We all hate examples of poor customer service, whether before, during or after we’ve made a purchase.
Who can blame us for being intolerant of service failures – I mean, if we pay good money for something, it should work shouldn’t it?
But here’s the thing – what about those services that have become like oxygen for our digital lives?
Twitter, Facebook, Skype, WordPress and any other number of free online tools, communities and services fuel our insatiable thirst to stay connected, and they’re free. Surely as reasonable human beings, we make allowances for service failures from these suppliers, because we don’t even pay to use them?
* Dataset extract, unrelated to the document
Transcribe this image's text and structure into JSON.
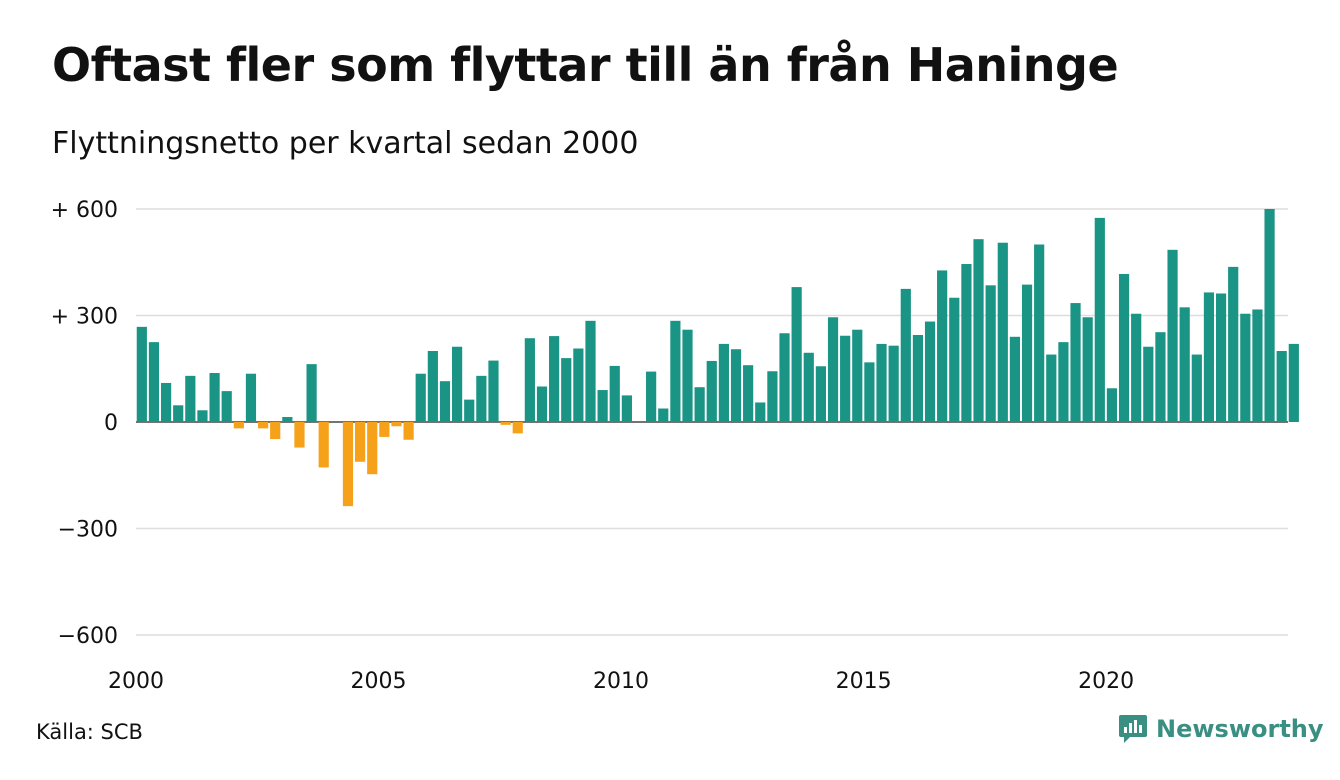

Wrong – it’s counter intuitive, but we’re so addicted to our minute-by-minute, social networking ‘fix’, we seem less tolerant when these services fail, than when a paid for product or service lets us down.
You don’t agree?
Well, just look at the backlash and outrage after a Twitter failure, or Facebook outages – what about your reaction to the poor quality video call the time you Skyped an overseas friend? Our intolerance goes beyond our reaction to service failure, it extends to our reaction when these providers to attempt to monetise the environments they provide through other means, like advertising – how dare they?
What does all this mean? Have we forgotten that these services are free, or have we moved into a new societal model where ‘users’ have the same expectations as paying customers, and we expect the things we choose to ‘use’ to work as well, if not better than those we buy? Are we all just becoming unreasonable or is it that we believe that the time we invest using these tools is payment enough?
What if Twitter charged everyone with an account, a nominal fee of say, $2.00 per month?
They’d certainly receive a direct income from us allowing them to upgrade and maintain their online service.
We’d also be legitimate customers, so would that make us even more demanding and intolerant, or would we all just leave in droves and find a new free thing?